In 2024, with funding from Conserva Aves, native companion Fundación Trópico and regional environmental authorities protected 45,000 acres of forest and farmland. The partnership labored with small farmers and bigger business operations to remodel straight agricultural land into bird-friendly agroforestry programs that draw ecotourists. It additionally grew to become one of many pilot websites for Conserva Aves’ acoustic monitoring program assisted by synthetic intelligence (AI).
Final October, a $2 million award from the Bezos Earth Fund allowed the partnership to deploy AI-assisted technology that identifies birds by their songs. At three pilot websites in Colombia, Peru, and Bolivia, members arrange recording gadgets that constantly seize the soundscape; the software program analyzes the recordings and divulges which birds are current. Barrios Benavides is one among seven farmers engaged on the venture in Colombia, gaining a fuller image of the birdlife their land helps. She and her husband discovered that their 15-acre farm is house to 2 weak species: Purple-ruffed Fruitcrows and Munchique Wooden-Wrens. “We really feel an enormous duty towards them,” she says.
When Fundación Trópico first arrived in Calima El Darién greater than 30 years in the past, Colombia’s armed battle was ravaging rural cities, and vacationers averted the area. The group left amid the violence. When the group returned in 2015 after a decade-long absence, they seen that mining pursuits had moved in and labored with locals to guard growth in key forests. Alongside espresso farms and cattle ranches, remaining forested areas harbor practically 600 chicken species, together with migratory Canada Warblers endemic to Cauca Guans.
Now Fundación Trópico is working to construct up new revenue streams whereas additionally safeguarding biodiversity. “The potential is big, however the threat can also be huge,” says Ana Elvia Arana, the group’s technical space coordinator.

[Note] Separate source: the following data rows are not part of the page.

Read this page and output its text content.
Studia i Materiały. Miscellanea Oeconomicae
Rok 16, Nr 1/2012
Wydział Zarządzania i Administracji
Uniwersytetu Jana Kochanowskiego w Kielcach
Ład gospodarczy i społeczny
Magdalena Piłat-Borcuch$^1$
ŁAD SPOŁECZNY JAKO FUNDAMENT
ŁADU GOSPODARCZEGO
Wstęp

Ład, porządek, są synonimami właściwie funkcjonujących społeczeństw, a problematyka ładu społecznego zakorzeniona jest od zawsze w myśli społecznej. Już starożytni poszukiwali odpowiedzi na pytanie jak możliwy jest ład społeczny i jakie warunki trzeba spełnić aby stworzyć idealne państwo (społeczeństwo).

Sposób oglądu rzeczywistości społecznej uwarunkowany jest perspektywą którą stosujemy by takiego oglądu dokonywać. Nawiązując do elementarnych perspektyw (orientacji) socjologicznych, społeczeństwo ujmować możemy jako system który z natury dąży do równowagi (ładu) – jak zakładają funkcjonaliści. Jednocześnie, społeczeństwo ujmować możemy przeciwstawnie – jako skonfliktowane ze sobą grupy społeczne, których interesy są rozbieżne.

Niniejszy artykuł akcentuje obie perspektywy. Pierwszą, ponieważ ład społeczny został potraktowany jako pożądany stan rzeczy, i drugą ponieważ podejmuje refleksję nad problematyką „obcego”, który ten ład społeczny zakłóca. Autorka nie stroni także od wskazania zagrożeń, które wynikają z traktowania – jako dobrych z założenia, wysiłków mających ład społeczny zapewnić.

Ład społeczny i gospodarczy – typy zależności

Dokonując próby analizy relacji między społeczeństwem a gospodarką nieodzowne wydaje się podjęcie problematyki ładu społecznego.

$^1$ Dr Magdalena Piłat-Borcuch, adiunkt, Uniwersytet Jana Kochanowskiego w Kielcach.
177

On one hand, they’re supporting new enterprise ventures, offering all the things from technical help and satellite tv for pc web to chicken guides and different primary gear. Take new visitor lodges, for instance: “We’ve been bringing them blankets, pillows, dishes, glasses, pots—issues they realized they wanted when vacationers began arriving,” Arana says. On the identical time, to keep away from an overabundance of holiday makers which may disturb birds or degrade habitat, the group is assessing the circulation of holiday makers to the area to assist form a nature-based tourism program. “It’s a very gradual course of,” Arana says. However individuals are extraordinarily motivated: “Conferences there are all the time a celebration.” An upbeat environment appears solely pure, given how a lot the group has to rejoice.
This story initially ran within the Spring 2026 situation as “Widespread Curiosity.” To obtain our print journal, grow to be a member by making a donation today.